Just as individuals have their own credit report and rating issued by credit bureaus, bond issuers generally are evaluated by their own set of ratings agencies to assess their creditworthiness. There are three main ratings agencies that evaluate the creditworthiness of bonds: Moody’s, Standard & Poor’s, and Fitch. DBRS is a Canadian ratings agency that also evaluates the creditworthiness of bonds. The agencies’ opinions of that creditworthiness – in other words, the issuer’s financial ability to make interest payments and repay the loan in full at maturity – is what determines the bond’s rating, and also affects the yield the issuer must pay to attract investors. Lower-rated bonds generally offer higher yields to compensate investors for the additional risk they carry.
How bond ratings work
Ratings agencies research the financial health of each bond issuer (including issuers of provincial and municipal bonds) and assign ratings to the bonds being offered.

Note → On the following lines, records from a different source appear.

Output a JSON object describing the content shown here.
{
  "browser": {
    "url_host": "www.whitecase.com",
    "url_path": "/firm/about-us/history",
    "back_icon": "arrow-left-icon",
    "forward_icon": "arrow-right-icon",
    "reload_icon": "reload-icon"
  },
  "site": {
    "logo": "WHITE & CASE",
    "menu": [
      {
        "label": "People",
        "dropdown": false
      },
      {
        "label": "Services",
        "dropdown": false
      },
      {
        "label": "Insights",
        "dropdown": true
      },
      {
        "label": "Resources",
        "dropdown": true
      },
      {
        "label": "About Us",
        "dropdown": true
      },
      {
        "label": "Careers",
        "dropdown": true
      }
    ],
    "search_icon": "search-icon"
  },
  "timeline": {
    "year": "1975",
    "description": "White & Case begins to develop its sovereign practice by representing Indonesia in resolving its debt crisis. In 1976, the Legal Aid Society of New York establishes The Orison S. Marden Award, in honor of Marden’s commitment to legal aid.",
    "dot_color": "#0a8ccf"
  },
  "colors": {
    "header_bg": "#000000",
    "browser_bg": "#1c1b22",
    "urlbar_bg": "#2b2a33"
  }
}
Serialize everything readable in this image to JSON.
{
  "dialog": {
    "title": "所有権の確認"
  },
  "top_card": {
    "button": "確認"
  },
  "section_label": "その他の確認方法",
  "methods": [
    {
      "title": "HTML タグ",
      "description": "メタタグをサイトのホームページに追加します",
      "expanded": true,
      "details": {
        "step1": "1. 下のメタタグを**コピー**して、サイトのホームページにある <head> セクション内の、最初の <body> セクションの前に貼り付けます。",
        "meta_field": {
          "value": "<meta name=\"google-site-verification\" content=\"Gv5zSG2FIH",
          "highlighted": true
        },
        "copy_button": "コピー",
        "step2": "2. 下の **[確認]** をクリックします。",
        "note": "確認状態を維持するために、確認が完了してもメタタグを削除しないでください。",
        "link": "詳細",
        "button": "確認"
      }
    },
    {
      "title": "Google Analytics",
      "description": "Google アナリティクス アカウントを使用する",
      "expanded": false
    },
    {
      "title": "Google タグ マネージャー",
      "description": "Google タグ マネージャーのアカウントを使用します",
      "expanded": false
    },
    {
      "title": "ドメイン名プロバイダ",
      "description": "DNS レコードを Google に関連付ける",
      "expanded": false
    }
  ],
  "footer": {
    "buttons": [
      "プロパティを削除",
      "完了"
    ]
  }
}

Each agency has a similar hierarchy to help investors assess a bond’s credit quality compared with other bonds.
Investors typically group bond ratings into two major categories:
|Bonds with a rating of BBB- (on the Standard & Poor’s, Fitch and DBRS scale) or Baa3 (on Moody’s) or better are considered “investment grade.”||Bonds with lower ratings are considered “speculative” and often referred to as “high-yield” or “junk” bonds.|
|Investment grade||Moody’s||Standard & Poor’s||Fitch||DBRS|
|Non-investment-grade||Moody’s||Standard & Poor’s||Fitch||DBRS|
|Weakest||Moody’s||Standard & Poor’s||Fitch||DBRS|
Sources: Fitch, Moody’s, Standard & Poor’s and DBRS.
Moody’s, Standard & Poor’s, Fitch and DBRS append an indicator to their ratings to show a bond’s ranking within a category. Moody’s uses a numerical indicator. For example, A1 is better than A2 (but still not as good as Aa). Standard & Poor’s, Fitch and DBRS use a plus or minus indicator. For example, A+ is better than A, and A is better than A-.
Remember that ratings are not perfect, and they can’t tell you whether or not your investment will go up or down in value. Before using ratings as a factor in your investment selection process, learn about the methodologies and criteria each ratings agency employs. You might find some methods more useful than others.
Investment-grade and high-yield bonds
You need to have a higher tolerance for potential risk to invest in high-yield bonds than you do for investment grade.
Because the financial health of an issuer can change – no matter if the issuer is a corporation or a government – ratings agencies can downgrade or upgrade a rating. It is important to monitor a bond’s rating regularly. If a bond is sold before it reaches maturity, any downgrades or upgrades in the bond’s rating can affect the price others are willing to pay for it.